Footstep Sound Effect Synthesis Using State Space Models (SSM) Architecture

2022-07-01

MMI711 Sequence Models in Multimedia


Footsteps are among the most complex but omnipresent sounds in our daily life and sound effects in multimedia applications. There is a considerable research into understanding the acoustics features making up this sound, and into developing synthesising models for footstep sound effects.

In this project, I experimented with a fairly new architecture called SaShiMi for long-range sequence modeling, which is based on S4 layers making use of state space models theory. Due to many problems encountered making the available time for experimenting very short, the results are actually fall short of expectations.

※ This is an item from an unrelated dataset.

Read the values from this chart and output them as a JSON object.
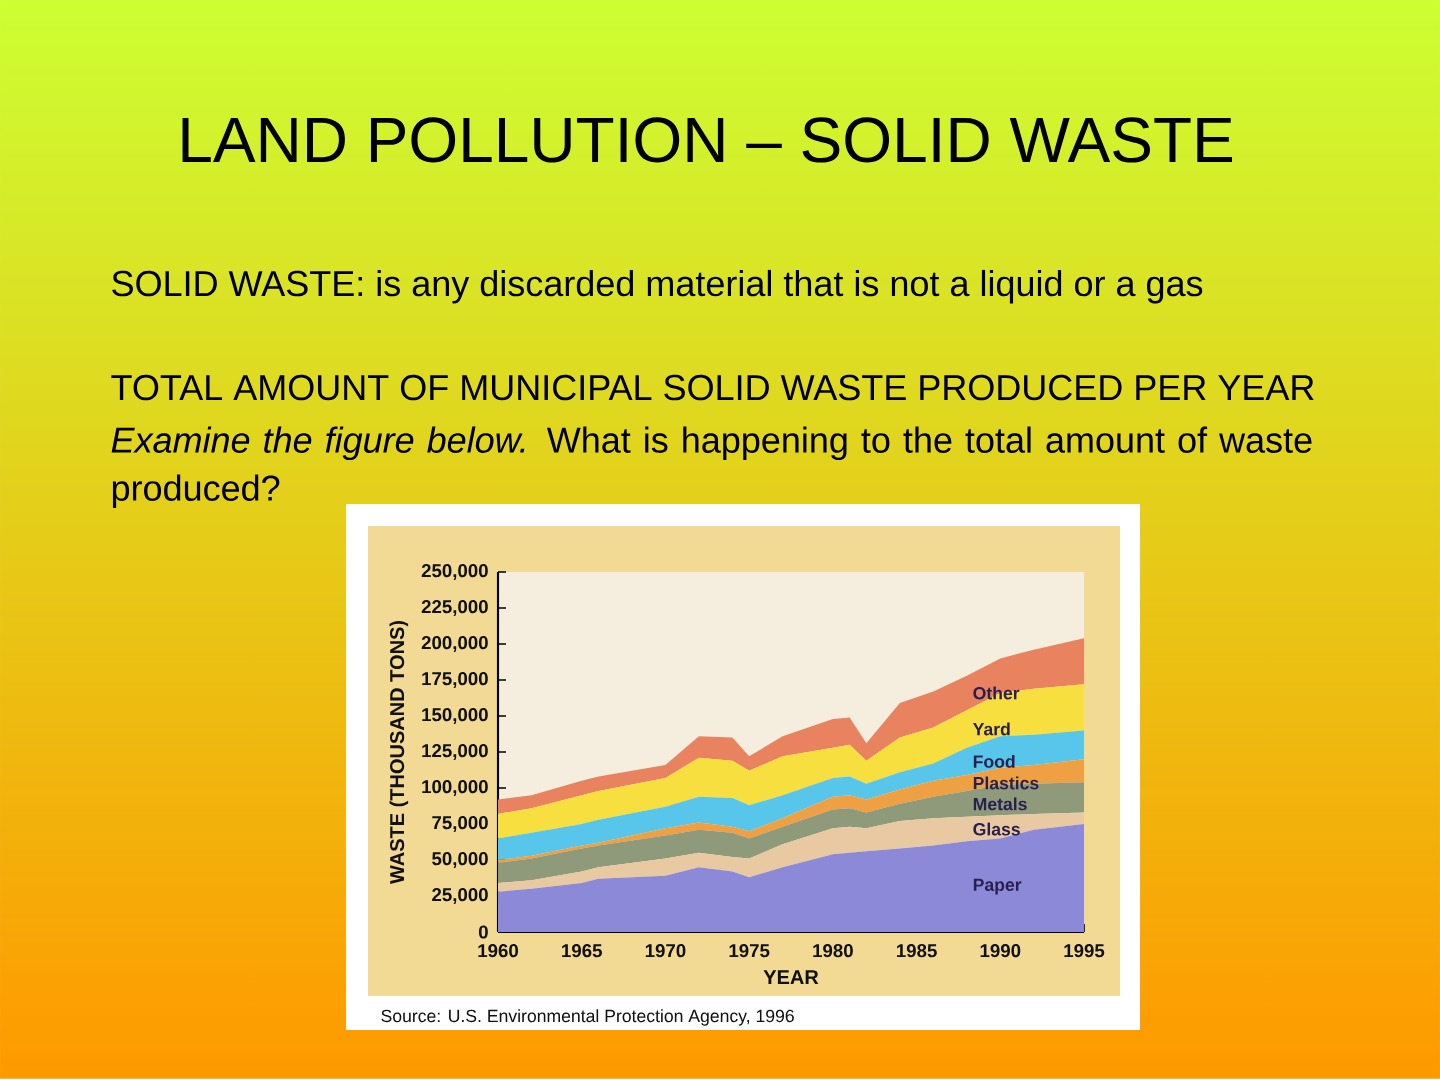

Although there are some good samples resulted using specific training configurations, İ believe there is still a big room left for improvement.

Figure: Explaining how state space modeling in control theory can be transformed into a trainable network architecture, named state space models
Figure: Explaining how state space modeling in control theory can be transformed into a trainable network architecture, named state space models
Figure: Mathematical representations of state space models
Figure: Mathematical representations of state space models
Figure: Inner mechanics of SaShiMi, and its main building block, S4
Figure: Inner mechanics of SaShiMi, and its main building block, S4

S4 architecture has some differentiating advantages that makes it a good candidate for raw audio modeling:
• It is capable of modeling long range dependencies, making it a good fit for long sequence modeling, like raw audio classification
• It can be computed either as a CNN for efficient parallel training, or an RNN for auto-regressive generation
• It is implicitly based on a continuous-time model, making it suitable for waveform-like signals

An important differentiating property of SaShiMi is that it can train on much longer contexts than existing methods including WaveNet, which is a very successful model that has been for comparison in almost every research related that published after.

I have generated samples unconditioned and conditioned to 10, 20 and 40 ms of audio for each experiment.
In general, less than 25% of the generated samples can be considered useful. This may be the result of relatively small dataset size or the number of epochs trained, which is 100. Overall, the generated samples have non-zero means, though in some samples there are low frequency sine waves observable, meaning the model is able to generate periodic waveform in particular states.

We have observed that checkpoints for best validation loss resulted in the best results for linear and mu-law quantisation. Last checkpoints that are best in training loss does not generate better sounds. This might be due to the overfitting which is observable in the divergence between training and test/validation loss and accuracy.

Unconditional generation creates the most diverse range of sounds, whereas 20 and 40 ms conditional generation samples are, though more narrow in sound characteristics, resulted in sounds with more fidelity.

Results for the experiment with dropout value of 0.5 are mostly silent or unintelligible.